We have so much work to do in Tech—and, in the world at large. As techies, we've proven our capacities to move mountains. The work of worldwide gender equality, needs our efforts and our voices. !!

An Open Letter to The NFL

I'm an avid ice-hockey fan, and an occasional (bad) player. I also used to race motorcycles. I get what it is to do something that carries with it significant risk for life-changing head injuries. You do it either because you love it that much (which of course, few understand), or because it's become your livelihood. 

I also grew-up with a mother who was raised in an abusive home—physical and emotional. Her father regularly beat and cheated on his wife. Her mother turned to manipulation, denial, and drinking, as her way out. That was the 1940s & 50s.

The most heroic thing I think any person can do, is to do what my mom did: successfully break the cycle of abuse. It didn't come "naturally" or easy. It required a tremendous effort on her part—years of therapy, constant neurosis as a parent (that yes, did annoy her children), an intense struggle with depression, and by no means was she a perfect parent. As my brother and I (only recently) came to learn more of our mom's childhood, the intensity of her struggle—and for decades had been—became clear to us. How much we grew to admire and love her that much more for it, is beyond measure.

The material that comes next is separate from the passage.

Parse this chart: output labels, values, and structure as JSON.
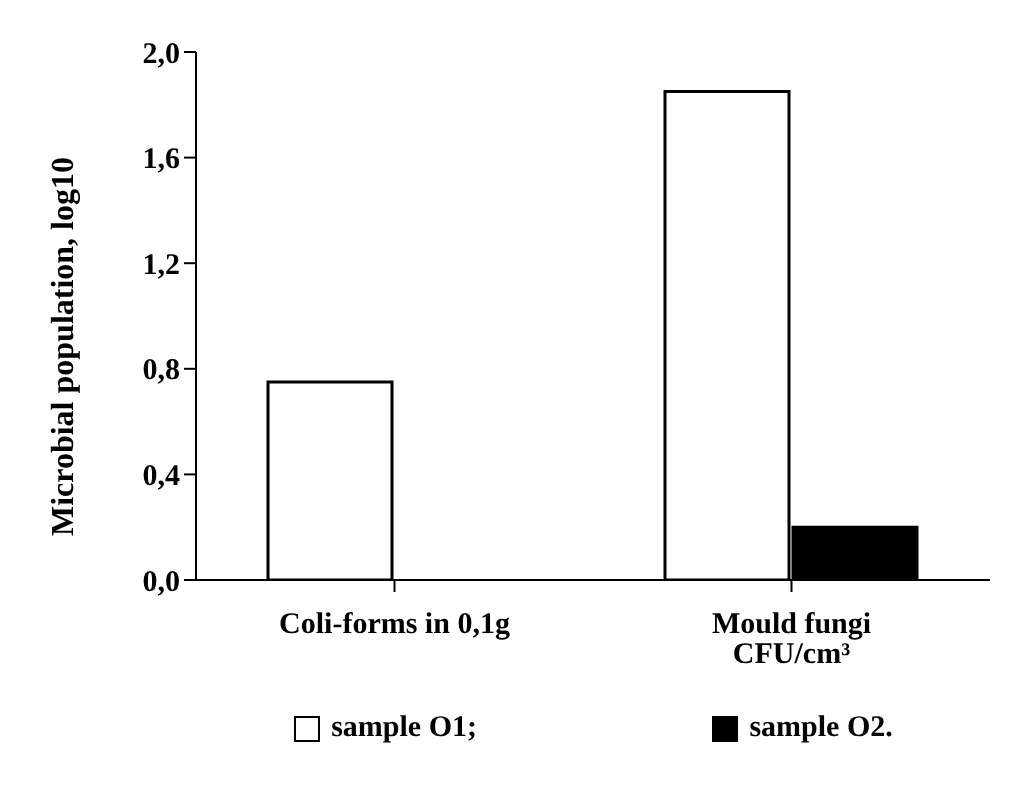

It's not natural to headbutt one's partner, because they don't want to have sex with you. Nor is it natural, to beat another individual with less than half the physical body-mass or strength that you do, into unconsciousness. Especially when that individual is the one you love the most in this world. I don't know why each individual person does it—but I do know, it's rarely because they're a decidedly "bad" or "immoral" person.